Il rangea le Luger dans sa housse de cuir noir et le glissa dans le tiroir, à côté d’un insigne Totenkopf de la SS. Erwin le prit en main et contempla la tête de mort aux mâchoires carnassières. Il songea à une autre tête, celle que ferait Le Bihan quand il en découvrirait une pareille dans la poche de son manteau. Cela avait été un jeu d’enfant de la lui glisser alors qu’il lui parlait à Ussat. Il avait apprécié le petit jeu risqué quand l’historien l’avait interrogé à propos de Mireille et qu’il lui avait répondu qu’il était désolé de ne pas pouvoir l’aider. Sept longues années en France semblaient avoir eu définitivement raison de son accent westphalien. Un moment d’inattention de Le Bihan et le tour était joué. Joli coup ! Mais pourquoi l’avait-il fait ? Pour faire peur au Normand, lui faire sentir qu’il était épié. S’il l’apprenait, Karl lui reprocherait encore de jouer avec le feu sans raison. Qu’il lui fasse la moindre remarque et la prochaine fois il ne manquerait pas de lui dire ce qu’il en pensait, lui, des oriflammes et des blasons. Erwin ne reconnaissait qu’un seul emblème, celui qu’il servait fidèlement depuis une vingtaine d’années.
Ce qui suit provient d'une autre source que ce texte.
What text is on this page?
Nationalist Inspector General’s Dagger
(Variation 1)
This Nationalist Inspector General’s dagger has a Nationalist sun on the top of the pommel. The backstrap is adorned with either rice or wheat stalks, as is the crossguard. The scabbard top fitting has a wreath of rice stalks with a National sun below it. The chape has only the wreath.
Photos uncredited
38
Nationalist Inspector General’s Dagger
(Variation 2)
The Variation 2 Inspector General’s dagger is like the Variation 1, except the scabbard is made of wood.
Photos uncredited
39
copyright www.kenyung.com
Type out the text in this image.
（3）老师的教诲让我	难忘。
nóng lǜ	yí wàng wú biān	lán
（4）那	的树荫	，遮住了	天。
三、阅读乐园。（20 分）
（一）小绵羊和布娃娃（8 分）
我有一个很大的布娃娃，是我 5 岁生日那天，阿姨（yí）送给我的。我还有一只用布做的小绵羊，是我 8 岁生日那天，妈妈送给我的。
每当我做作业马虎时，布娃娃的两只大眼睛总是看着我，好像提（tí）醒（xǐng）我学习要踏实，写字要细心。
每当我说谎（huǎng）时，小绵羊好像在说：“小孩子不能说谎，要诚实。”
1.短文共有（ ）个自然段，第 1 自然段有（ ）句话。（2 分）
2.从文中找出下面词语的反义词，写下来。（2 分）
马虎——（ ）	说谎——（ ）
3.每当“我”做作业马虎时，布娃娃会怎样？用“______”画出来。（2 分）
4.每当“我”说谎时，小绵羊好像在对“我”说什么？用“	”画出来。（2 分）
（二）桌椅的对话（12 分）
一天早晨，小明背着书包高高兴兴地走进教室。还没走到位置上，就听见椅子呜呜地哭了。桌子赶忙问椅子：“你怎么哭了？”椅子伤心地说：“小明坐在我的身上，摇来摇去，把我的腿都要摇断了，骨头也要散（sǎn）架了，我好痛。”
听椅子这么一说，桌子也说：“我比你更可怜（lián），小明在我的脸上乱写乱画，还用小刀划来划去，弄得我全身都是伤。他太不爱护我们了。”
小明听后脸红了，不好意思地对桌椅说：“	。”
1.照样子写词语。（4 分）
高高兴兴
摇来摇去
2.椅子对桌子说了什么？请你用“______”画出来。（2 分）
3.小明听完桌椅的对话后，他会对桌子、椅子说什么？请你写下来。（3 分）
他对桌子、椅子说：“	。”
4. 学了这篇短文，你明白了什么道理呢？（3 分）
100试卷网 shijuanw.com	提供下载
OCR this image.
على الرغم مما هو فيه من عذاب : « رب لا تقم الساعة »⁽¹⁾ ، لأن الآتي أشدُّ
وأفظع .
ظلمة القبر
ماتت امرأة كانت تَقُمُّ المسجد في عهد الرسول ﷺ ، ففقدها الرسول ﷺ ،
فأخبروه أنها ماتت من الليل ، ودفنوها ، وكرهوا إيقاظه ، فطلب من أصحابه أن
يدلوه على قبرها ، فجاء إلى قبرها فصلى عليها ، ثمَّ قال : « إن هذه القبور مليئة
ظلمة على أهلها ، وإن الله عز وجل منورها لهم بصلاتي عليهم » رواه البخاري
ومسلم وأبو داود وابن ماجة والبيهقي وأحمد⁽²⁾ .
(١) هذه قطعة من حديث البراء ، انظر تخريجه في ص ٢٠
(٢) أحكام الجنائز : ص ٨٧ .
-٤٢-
Un visage lui revint en mémoire, celui de Karl, le 27 juillet 1942 dans le ghetto de Varsovie. Les deux hommes faisaient partie des cinquante membres de la SS qui orchestraient les opérations d’évacuation du ghetto et la déportation des Juifs vers le camp de Treblinka. À l’époque, Karl ne faisait pas la fine bouche en découvrant les méthodes expéditives de son compagnon d’armes. Il était conscient de l’utilité des hommes de sa trempe dans ce genre de circonstances exceptionnelles. Face à l’ampleur de la tâche, il s’agissait de ne pas faiblir, sous peine de faillir aux ordres et de subir un juste châtiment. Erwin avait révélé toute sa valeur en commandant d’une main de fer les Ukrainiens et les Lituaniens qui participaient aux opérations. Ces derniers appartenaient au bataillon des Schutzmannschaften constitué à Vilnius et lui donnaient entière satisfaction. Il se souvint de ce jour du 14 août où un rebelle s’était jeté contre Karl, armé d’un couteau de boucherie. Malgré la distance, Erwin l’avait visé à la tête et le juif s’était écroulé avant d’atteindre sa cible. Karl lui en avait été reconnaissant et avait télégraphié un rapport très élogieux au quartier général de la SS à Berlin. Depuis ce jour-là, les deux hommes ne s’étaient plus quittés. Ils avaient vécu les heures les plus intenses de la conquête et, ensuite, les jours sombres de la défaite. Ils partageaient une même vision mystique de la lutte. Ils avaient réussi à réchapper de l’enfer soviétique et à ses démons bolchéviques. Ils avaient eu le flair de quitter Berlin quand il était clairement apparu que tout était perdu. Ils avaient souvent changé d’identité et convaincu quelques hommes de confiance de les accompagner dans leur fuite qui, après de longs mois d’errance, s’était provisoirement interrompue dans ce lointain coin de France.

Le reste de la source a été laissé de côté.